H. Agus Salim terlahir dengan nama Mashudul Haq, yang bermakna "pembela
kebenaran" di kota Gadang, Bukit Tinggi, Minangkabau pada 8 Oktober
1884. H. Agus Salim terlahir dari pasangan Angku Sutan Mohammad Salim
dan Siti Zainab. Ayahnya seorang kepala jaksa di Pengadilan Tinggi Riau.

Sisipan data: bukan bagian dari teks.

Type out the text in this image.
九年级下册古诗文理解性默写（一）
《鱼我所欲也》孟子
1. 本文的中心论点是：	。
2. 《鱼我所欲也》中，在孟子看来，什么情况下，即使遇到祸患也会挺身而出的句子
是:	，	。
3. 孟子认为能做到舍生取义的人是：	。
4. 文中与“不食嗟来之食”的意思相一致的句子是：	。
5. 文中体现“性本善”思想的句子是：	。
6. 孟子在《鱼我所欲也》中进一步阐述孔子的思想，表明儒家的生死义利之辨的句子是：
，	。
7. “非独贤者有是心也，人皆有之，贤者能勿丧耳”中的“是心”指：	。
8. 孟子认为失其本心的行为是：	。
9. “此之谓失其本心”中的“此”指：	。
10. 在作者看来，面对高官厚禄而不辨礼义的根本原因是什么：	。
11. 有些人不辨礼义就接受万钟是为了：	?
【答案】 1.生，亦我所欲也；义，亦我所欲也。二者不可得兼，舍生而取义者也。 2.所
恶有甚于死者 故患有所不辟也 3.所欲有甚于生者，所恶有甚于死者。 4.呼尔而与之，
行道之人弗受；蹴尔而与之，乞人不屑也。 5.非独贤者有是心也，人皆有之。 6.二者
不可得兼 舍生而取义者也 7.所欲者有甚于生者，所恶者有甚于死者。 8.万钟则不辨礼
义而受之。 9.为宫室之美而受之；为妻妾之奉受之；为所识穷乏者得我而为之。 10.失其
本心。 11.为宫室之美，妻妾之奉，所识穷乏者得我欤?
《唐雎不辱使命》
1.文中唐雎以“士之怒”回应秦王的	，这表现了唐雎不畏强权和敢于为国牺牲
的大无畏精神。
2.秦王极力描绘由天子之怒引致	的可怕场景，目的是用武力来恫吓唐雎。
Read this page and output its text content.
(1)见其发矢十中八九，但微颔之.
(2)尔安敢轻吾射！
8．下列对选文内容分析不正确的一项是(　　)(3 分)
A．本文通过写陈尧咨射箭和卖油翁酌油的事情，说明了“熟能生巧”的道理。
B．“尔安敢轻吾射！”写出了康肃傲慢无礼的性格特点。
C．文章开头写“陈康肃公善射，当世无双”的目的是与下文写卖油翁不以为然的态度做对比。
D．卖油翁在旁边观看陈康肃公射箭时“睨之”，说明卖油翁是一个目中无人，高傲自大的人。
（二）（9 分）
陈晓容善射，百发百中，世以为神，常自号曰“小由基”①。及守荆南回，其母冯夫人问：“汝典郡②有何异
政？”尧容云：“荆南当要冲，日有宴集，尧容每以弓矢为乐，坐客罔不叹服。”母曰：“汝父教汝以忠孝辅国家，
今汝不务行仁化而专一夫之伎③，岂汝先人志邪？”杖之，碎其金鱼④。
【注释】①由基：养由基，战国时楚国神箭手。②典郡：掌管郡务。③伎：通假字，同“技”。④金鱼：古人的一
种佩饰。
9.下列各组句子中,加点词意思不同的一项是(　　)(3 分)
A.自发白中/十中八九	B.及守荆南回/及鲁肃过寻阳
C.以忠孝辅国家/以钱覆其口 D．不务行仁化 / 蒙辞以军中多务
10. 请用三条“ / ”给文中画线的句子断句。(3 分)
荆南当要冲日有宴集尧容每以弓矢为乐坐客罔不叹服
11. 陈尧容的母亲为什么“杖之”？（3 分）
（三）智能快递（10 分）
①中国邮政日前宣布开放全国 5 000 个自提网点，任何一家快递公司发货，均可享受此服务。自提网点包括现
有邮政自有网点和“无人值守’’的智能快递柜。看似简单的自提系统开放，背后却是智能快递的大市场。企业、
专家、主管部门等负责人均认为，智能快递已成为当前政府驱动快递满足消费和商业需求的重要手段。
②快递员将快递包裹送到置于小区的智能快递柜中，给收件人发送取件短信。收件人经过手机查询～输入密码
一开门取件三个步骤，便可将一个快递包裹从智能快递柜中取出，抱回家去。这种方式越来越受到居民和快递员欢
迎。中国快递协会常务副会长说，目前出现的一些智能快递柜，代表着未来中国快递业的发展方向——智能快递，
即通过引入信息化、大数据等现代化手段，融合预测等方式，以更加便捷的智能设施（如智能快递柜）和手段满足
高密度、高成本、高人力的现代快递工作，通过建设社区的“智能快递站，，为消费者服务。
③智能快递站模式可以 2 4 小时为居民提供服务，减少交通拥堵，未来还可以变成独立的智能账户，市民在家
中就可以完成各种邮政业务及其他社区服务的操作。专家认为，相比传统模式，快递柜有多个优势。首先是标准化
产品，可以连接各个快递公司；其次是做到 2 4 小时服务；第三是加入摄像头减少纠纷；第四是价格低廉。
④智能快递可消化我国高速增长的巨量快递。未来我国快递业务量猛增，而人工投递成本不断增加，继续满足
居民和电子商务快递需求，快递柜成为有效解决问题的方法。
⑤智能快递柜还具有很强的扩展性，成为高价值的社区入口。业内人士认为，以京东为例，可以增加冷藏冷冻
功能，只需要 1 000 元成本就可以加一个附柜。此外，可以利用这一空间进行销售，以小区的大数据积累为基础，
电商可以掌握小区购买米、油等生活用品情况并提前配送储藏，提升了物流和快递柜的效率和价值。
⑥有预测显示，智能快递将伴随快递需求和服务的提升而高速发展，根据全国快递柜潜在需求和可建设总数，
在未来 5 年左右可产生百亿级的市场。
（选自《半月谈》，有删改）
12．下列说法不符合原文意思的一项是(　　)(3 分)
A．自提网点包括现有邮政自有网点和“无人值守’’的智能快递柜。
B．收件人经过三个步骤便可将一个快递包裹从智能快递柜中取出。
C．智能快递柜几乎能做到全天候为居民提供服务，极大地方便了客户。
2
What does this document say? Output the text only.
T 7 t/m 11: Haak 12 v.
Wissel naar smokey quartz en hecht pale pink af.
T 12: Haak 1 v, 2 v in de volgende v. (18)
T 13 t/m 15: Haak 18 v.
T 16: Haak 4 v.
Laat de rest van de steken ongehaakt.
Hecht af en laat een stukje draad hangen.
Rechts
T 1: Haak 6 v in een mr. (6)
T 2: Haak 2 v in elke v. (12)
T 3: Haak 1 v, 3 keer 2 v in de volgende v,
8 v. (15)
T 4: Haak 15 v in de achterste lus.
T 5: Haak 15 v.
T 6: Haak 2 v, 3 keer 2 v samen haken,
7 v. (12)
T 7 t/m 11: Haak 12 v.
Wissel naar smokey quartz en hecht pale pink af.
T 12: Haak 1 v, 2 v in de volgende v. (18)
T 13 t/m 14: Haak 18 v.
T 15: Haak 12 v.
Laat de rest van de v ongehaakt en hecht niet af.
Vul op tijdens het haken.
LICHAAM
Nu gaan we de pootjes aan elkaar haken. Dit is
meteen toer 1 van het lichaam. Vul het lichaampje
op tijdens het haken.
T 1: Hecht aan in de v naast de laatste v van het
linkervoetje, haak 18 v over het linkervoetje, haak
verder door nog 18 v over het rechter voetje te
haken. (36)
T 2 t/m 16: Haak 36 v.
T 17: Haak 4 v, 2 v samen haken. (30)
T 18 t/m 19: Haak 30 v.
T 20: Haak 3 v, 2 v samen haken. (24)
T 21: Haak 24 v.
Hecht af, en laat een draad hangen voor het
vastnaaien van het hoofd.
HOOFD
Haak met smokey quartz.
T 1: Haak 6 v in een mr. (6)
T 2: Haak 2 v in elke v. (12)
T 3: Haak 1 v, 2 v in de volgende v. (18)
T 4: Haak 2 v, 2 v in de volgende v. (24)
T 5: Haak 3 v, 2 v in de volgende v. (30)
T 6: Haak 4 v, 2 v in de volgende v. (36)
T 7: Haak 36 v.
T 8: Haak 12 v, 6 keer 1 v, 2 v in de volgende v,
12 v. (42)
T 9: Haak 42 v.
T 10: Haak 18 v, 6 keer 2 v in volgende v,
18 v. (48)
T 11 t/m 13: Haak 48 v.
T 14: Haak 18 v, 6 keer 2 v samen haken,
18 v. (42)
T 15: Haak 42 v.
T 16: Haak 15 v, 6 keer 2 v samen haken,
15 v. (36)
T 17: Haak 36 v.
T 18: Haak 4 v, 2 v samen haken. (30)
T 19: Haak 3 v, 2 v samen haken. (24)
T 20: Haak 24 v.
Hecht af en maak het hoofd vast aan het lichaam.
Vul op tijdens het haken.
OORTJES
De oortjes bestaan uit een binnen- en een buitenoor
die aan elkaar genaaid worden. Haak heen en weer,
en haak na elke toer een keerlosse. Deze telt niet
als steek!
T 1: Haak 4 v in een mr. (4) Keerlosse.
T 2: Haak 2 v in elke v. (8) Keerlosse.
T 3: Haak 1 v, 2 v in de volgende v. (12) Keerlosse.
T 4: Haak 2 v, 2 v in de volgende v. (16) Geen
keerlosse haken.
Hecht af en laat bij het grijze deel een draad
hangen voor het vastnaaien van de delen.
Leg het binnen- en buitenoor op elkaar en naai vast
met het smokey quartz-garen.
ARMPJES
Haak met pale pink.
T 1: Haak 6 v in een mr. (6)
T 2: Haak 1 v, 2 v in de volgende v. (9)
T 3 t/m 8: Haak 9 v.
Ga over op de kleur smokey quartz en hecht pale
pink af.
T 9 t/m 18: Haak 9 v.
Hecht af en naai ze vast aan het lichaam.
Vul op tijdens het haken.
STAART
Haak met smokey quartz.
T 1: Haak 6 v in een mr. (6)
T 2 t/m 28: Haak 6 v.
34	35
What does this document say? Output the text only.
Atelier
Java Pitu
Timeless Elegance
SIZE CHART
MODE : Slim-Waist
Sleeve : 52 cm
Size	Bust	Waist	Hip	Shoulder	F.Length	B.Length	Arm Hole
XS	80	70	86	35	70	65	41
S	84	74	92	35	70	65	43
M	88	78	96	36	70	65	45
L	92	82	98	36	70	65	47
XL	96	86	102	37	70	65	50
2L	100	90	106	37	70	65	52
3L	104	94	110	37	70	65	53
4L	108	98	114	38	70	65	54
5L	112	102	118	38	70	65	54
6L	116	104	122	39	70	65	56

H. Agus Salim menikah dengan Zaenatun Nahar dan dikaruniai 8 orang
anak.
Pendidikan dasar H. Agus Salim ditempuh di Europeesche Lagere School (ELS), sekolah khusus untuk anak-anak Eropa. Ia lalu melanjutkan pendidikan ke Hoogere Burger School
(HBS) di Batavia. Ketika lulus, ia berhasil menjadi lulusan terbaik di
HBS se-Hindia Belanda. Setelah lulus, ia bekerja sebagai penerjemah dan
pembantu notaris di sebuah kongsi pertambangan di Indragiri, Riau. Pada
1906, ia berkangkat ke Jeddah, Arab Saudi untuk bekerja di Konsulat
Belanda di sana. Di sana, ia berguru kepada pamannya, Syekh Ahmad
Khatib.
H. Agus Salim kemudian menekuni dunia jurnalistik sejak 1915 di harian Neratja sebagai Redaktur II. Setelah itu, ia diangkat menjadi Ketua Redaksi. Hingga akhirnya ia menjadi Pimpinan harian Hindia Baroe di Jakarta. Kemudian, ia pun mendirikan surat kabar Fadjar Asia. Selanjutnya, ia menjadi redaktur di harian Moestika di Yogyakarta, dan membuka kantor Advies en Informatie Bureau Penerangan Oemoem (AIPO). Bersamaan dengan itu, ia terjun dalam dunia politik sebagai pemimpin Sarekat Islam.
Karir politiknya dimulai pada 1915, ketika ia bergabung dengan Sarekat
Islam (SI) dan menjadi pemimpin kedua di SI setelah H.O.S.
Tjokroaminoto. Sejak itu, H. Agus Salim banyak terlibat dalam pentas
politik bangsa ini, terutama berperan pada masa perjuangan kemerdekaan.
Peran sertanya dalam perjuangan kemerdekaan RI antara lain sebagai
anggota Volksraad (1921 - 1924), anggota panitia 9 BPUPKI yang
mempersiapkan UUD 1945, Menteri Muda Luar Negeri Kabinet Sjahrir II 1946
dan Kabinet II 1947, pembukaan hubungan diplomatik Indonesia dengan
negara-negara Arab. Selain itu, ia juga menjadi Menteri Luar Negeri pada
Kabinet Amir Sjarifuddin (1947) dan Menteri Luar Negeri Kabinet Hatta
(1948 - 1949).
Di antara tahun 1946 - 1950, H. Agus Salim laksana bintang cemerlang
dalam pergolakan politik Indonesia. Dengan demikian, ia kerap kali
digelari "Orang Tua Besar" (The Grand Old Man). Pada 1950 sampai
akhir hayatnya, ia dpercaya sebagai Penasihat Menteri Luar Negeri. Pada
1952, ia menjabat Ketua di Dewan Kehormatan PWI. Walaupun penanya tajam
dan kritikannya pedas, Haji Agus Salim masih mengenal batas-batas dan
menjunjung tinggi kode etik jurnalistik. Pada 1953, ia menulis buku Bagaimana Takdir, Tawakal dan Tauhid Harus Dipahamkan? Kemudian, buku itu diperbaiki menjadi Keterangan Filsafat tentang Tauhid, Takdir, dan Tawakal.
H. Agus Salim wafat pada 4 November 1954 di RSU Jakarta. Beliau
dimakamkan di TMP Kalibata, Jakarta. Sebagai bentuk penghargaan atas
jasa-jasanya bagi negeri ini, pemerintah Indonesia menganugerahinya
sebagai seorang pejuang kemerdekaan Indonesia.